Dumbledore was gone, but what he would have wanted was still true. And he was right. It would be good for all, to have a little more love in the world, regardless of what pain it might bring.
That night, Tonks and Lupin found some time alone, and had a very long talk.
He closed and locked the door as she lit the lamps, crossing the room to sit at one of the desks. Most everyone was staying at the castle tonight, it was too dangerous to go back to Headquarters or their homes and no one thought the castle would be attacked again. They had chosen a random classroom to give themselves privacy, and told only McGonagall where they were going, so they would not be interrupted.
She sat down on top of the desk beside him. "Well, I certainly didn't think this was going to happen."
"What?" he asked.
"All of it."
He nodded, then opened his mouth to speak first. "Nymphadora, before you start on what they said, please hear me out."
"No."
"What?" he replied, taken aback.
She stared determinedly at him. "I said no. I'm not going to hear you out, Remus, because I've heard it all before. You repeat the same arguments every time we go through this, and I am not letting you go through them again. You heard what Molly, and McGonagall, and everyone said up there. They were right. You know they were right. And don't tell me you don't, I saw the change in you."
Part of him tried to protest, and would always try to protest. But this time, instead, he just sat back in his seat and nodded. ". . . I know. Things have changed. They are right. But that doesn't make any of my points any less valid."
"Does any of that really matter anymore?"
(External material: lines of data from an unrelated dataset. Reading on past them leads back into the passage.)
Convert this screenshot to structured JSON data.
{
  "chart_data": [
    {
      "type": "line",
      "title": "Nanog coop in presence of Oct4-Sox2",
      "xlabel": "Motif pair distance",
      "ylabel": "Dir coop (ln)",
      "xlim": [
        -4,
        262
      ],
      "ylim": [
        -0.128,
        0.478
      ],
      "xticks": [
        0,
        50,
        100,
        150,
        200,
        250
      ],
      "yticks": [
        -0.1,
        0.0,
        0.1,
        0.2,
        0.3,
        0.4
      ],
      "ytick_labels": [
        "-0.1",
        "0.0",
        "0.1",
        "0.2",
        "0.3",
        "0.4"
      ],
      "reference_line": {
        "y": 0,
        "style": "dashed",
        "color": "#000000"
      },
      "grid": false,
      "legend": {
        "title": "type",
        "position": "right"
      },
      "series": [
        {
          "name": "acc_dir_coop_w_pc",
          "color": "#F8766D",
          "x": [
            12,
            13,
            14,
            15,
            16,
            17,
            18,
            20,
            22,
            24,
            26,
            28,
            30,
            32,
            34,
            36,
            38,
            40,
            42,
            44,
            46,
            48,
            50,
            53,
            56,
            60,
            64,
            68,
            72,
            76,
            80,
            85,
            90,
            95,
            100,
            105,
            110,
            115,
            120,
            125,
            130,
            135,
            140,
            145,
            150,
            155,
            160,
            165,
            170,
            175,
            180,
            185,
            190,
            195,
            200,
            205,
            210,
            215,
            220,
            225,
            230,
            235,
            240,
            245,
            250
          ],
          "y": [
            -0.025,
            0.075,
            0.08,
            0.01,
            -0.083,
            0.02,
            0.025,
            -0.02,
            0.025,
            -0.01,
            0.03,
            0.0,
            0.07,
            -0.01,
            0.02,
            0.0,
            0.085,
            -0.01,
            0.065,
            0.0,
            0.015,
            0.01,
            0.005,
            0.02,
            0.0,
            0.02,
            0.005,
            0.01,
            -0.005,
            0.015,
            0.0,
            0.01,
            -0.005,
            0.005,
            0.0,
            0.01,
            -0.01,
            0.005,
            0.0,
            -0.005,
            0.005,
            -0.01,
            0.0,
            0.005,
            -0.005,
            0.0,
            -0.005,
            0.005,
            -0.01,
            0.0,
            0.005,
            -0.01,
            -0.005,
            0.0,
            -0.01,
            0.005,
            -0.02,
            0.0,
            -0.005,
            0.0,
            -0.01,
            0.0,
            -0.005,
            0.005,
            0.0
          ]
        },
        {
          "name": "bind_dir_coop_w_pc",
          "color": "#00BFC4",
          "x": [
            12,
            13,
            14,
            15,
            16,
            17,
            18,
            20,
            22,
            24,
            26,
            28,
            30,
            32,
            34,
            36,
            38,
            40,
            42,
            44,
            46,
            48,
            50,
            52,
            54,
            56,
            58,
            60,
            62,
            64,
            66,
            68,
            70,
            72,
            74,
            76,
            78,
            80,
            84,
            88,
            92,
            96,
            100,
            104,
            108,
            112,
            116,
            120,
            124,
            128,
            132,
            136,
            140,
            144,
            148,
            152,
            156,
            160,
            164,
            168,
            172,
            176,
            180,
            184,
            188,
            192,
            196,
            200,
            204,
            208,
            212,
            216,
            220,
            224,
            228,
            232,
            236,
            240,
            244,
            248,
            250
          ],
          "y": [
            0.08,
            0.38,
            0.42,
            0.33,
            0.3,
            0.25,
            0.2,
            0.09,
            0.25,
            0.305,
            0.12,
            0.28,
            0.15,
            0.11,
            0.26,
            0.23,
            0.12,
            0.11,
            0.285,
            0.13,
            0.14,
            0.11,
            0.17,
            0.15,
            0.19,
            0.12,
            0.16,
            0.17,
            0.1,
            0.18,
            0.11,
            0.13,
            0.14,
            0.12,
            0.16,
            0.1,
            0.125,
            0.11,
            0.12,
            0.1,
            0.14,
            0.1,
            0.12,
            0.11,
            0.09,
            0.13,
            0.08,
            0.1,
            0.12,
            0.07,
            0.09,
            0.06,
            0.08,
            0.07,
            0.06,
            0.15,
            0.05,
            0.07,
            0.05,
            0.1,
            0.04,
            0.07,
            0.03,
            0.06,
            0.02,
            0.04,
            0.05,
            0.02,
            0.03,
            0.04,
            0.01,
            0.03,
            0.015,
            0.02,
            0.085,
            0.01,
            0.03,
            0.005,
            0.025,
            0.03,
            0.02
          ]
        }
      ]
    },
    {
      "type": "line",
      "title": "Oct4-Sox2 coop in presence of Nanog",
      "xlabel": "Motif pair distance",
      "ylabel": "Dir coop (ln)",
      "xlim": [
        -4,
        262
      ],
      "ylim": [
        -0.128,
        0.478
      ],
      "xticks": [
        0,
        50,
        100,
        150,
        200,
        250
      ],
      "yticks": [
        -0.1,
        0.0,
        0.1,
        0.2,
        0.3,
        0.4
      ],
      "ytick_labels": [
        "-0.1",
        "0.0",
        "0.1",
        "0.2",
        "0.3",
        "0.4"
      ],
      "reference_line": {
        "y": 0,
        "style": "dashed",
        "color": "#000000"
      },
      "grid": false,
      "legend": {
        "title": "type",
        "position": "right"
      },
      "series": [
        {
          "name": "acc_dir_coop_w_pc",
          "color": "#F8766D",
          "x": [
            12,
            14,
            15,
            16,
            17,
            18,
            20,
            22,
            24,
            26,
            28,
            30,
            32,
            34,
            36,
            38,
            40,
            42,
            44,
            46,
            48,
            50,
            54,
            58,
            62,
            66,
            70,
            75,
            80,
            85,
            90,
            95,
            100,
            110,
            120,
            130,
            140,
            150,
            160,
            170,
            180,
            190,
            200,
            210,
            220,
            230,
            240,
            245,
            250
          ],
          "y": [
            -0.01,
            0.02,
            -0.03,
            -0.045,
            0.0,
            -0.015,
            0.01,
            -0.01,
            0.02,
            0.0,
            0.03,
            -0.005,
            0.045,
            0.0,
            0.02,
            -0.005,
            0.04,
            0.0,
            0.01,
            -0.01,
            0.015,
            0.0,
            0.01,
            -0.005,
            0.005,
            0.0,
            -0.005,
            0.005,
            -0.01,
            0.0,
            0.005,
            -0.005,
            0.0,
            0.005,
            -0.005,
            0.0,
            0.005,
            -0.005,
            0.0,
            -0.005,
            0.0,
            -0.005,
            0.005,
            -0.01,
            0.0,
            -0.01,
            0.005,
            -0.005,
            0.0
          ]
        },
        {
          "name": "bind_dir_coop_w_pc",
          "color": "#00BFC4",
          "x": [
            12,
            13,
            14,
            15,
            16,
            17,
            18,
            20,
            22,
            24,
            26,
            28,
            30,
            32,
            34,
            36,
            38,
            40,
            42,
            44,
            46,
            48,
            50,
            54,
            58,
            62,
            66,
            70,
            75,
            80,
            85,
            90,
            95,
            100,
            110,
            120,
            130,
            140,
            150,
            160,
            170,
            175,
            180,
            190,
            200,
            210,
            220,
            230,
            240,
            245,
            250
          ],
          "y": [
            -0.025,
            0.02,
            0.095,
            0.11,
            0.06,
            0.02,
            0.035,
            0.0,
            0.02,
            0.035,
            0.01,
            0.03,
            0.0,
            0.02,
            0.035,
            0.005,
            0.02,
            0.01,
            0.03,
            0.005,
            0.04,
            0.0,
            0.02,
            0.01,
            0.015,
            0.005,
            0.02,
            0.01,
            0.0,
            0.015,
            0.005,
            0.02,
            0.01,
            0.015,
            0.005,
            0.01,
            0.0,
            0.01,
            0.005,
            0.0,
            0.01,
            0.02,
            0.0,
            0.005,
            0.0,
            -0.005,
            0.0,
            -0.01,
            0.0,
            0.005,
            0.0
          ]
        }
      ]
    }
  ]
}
He looked at her, taking in the shade of her hair, her eyes, how tired she looked, remembering that it wasn't just the war doing this to her. He thought of her new patronus, which he wasn't supposed to know about. He drank her in, every curve of her body and line on her face, all the colors in her eyes. And he knew, without a doubt, that he would love her no matter how hard he tried not to.
I don't want you to wait for me, Sirius told him in his mind.
I will always love you, Pads, he answered. But I will find my happiness.
". . . All right."
She stared blankly at him in disbelief. "What?"
He shook his head, smiling genuinely at her, and met her gaze. "All right. You win."
And again, before she knew what she was doing, she was in his arms. Their kisses were gentler now, and not surprising, though still full of the passion and force their first had been. They gave into each other, allowing the joy of the moment to fill their every touch. Some might say that in their love a part of evil died, or that the war stopped, just for the briefest moment.
But for certain, in that moment, their time began.